Sources familiar with the meeting told ABC News that the Republican leaders asked Cawthorn to issue a public apology and clarify his remarks.

Cawthorn has not done so, but he did send a letter to constituents and even issued a new campaign ad, in which he defiantly said, “I will never bow to the mob.”

“There are many who despise the great work we’re doing to represent western North Carolina, but I promise, I will stay focused on the work that still needs to be done in Washington for my beautiful district,” Cawthorn said.

Rep. Troy Nehls, R-Texas, who appeared visibly frustrated with Cawthorn during an interview with ABC News on Friday, called the allegations “irresponsible.”

“If you say something like that, you corroborate that with other people,” Nehls said. “Listen, we all make mistakes in our lives.”

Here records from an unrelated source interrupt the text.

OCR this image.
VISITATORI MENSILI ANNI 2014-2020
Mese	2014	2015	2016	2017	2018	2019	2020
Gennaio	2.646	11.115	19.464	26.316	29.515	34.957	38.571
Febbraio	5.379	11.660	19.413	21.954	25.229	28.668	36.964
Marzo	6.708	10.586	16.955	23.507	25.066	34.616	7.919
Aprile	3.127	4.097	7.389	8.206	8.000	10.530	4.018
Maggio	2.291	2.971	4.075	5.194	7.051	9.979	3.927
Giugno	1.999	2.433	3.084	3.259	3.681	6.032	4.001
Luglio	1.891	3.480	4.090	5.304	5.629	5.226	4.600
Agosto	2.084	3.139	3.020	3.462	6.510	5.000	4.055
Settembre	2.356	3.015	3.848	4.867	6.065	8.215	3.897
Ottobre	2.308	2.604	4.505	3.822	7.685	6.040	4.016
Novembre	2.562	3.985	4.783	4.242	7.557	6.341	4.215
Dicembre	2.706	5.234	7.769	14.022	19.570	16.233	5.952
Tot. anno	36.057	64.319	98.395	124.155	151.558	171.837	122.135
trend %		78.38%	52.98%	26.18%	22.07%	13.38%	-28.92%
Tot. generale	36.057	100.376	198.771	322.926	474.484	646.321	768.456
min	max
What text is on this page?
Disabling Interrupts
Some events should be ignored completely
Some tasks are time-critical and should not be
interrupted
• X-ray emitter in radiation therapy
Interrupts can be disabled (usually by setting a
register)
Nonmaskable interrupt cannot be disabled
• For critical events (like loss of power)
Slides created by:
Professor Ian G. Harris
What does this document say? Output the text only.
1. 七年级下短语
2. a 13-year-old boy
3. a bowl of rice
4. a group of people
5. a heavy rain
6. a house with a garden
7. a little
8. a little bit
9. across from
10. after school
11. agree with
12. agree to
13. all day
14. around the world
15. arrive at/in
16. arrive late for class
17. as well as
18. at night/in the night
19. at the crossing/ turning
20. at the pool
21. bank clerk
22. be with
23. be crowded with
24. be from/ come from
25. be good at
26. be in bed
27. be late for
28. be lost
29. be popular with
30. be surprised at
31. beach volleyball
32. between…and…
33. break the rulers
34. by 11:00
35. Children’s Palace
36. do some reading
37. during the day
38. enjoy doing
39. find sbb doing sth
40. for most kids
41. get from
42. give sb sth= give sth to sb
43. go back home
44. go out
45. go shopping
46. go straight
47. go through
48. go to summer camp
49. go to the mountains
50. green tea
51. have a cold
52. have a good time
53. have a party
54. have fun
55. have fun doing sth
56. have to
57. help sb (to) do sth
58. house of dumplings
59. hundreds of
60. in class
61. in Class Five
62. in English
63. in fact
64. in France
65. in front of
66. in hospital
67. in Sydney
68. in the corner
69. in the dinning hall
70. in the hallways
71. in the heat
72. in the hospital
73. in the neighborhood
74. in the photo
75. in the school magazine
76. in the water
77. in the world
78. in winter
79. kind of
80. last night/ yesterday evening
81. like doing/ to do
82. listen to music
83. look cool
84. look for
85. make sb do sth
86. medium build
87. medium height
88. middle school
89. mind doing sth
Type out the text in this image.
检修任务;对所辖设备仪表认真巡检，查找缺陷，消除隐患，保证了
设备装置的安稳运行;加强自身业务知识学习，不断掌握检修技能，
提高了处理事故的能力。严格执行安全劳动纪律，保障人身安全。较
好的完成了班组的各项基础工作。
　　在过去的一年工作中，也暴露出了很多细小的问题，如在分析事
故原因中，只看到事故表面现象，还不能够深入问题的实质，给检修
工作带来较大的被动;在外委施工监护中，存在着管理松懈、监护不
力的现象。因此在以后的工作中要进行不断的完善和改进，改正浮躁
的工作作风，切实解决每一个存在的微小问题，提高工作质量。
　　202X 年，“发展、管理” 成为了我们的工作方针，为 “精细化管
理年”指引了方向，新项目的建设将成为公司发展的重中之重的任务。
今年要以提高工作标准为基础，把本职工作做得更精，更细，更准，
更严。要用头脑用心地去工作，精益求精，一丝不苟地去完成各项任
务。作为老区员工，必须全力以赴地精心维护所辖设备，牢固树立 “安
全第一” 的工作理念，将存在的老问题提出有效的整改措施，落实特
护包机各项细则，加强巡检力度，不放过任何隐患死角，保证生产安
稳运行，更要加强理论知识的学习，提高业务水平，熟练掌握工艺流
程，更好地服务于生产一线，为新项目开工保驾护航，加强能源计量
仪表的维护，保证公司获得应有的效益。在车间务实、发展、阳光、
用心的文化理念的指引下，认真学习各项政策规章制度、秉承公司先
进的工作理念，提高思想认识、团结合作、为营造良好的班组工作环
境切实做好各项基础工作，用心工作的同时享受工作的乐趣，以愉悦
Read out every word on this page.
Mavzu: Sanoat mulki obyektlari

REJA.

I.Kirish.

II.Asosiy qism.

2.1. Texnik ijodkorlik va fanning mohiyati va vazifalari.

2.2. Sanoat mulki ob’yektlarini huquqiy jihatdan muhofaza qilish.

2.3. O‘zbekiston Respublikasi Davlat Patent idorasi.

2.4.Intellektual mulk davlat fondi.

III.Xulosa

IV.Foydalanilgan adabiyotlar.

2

Rep. Don Bacon, a veteran GOP lawmaker from Nebraska, told ABC News that Cawthorn’s recent comments have reflected poorly on Congress as an institution.

“Allegations like that, if they’re not true, hurt the whole institution,” Bacon said. “I think the view of the conference is, if they’re true, name names.”

“Congress has got a low favorable rating, we’ve got to do better than this,” he said.

Both of North Carolina’s Republican senators — Richard Burr and Thom Tillis — said they won’t back Cawthorn in his upcoming primary race.

“On any given day, he’s an embarrassment,” Burr told reporters.

Democrats also pounced on the controversy.

“Not sure why Republicans are acting so shocked by Cawthorn’s alleged revelations about their party,” Rep. Alexandria Ocasio-Cortez, D-N.Y., tweeted. “One of their members is being investigated for sex trafficking a minor and they’ve been pretty OK w/ that. They issued more consequences to members who voted to impeach Trump.”

It’s been a dizzying week for Cawthorn, who is thought to have ambitions for higher office after unexpectedly winning a seat in Congress vacated by former GOP Rep. Mark Meadows, who left to serve as former president Donald Trump’s chief of staff at the White House.

Cawthorn has embraced Trump since taking office — saying he has called him up for advice in the last year.

The former president is clearly still on his side.

On Friday, Trump announced Cawthorn would be a guest at his rally in North Carolina next weekend.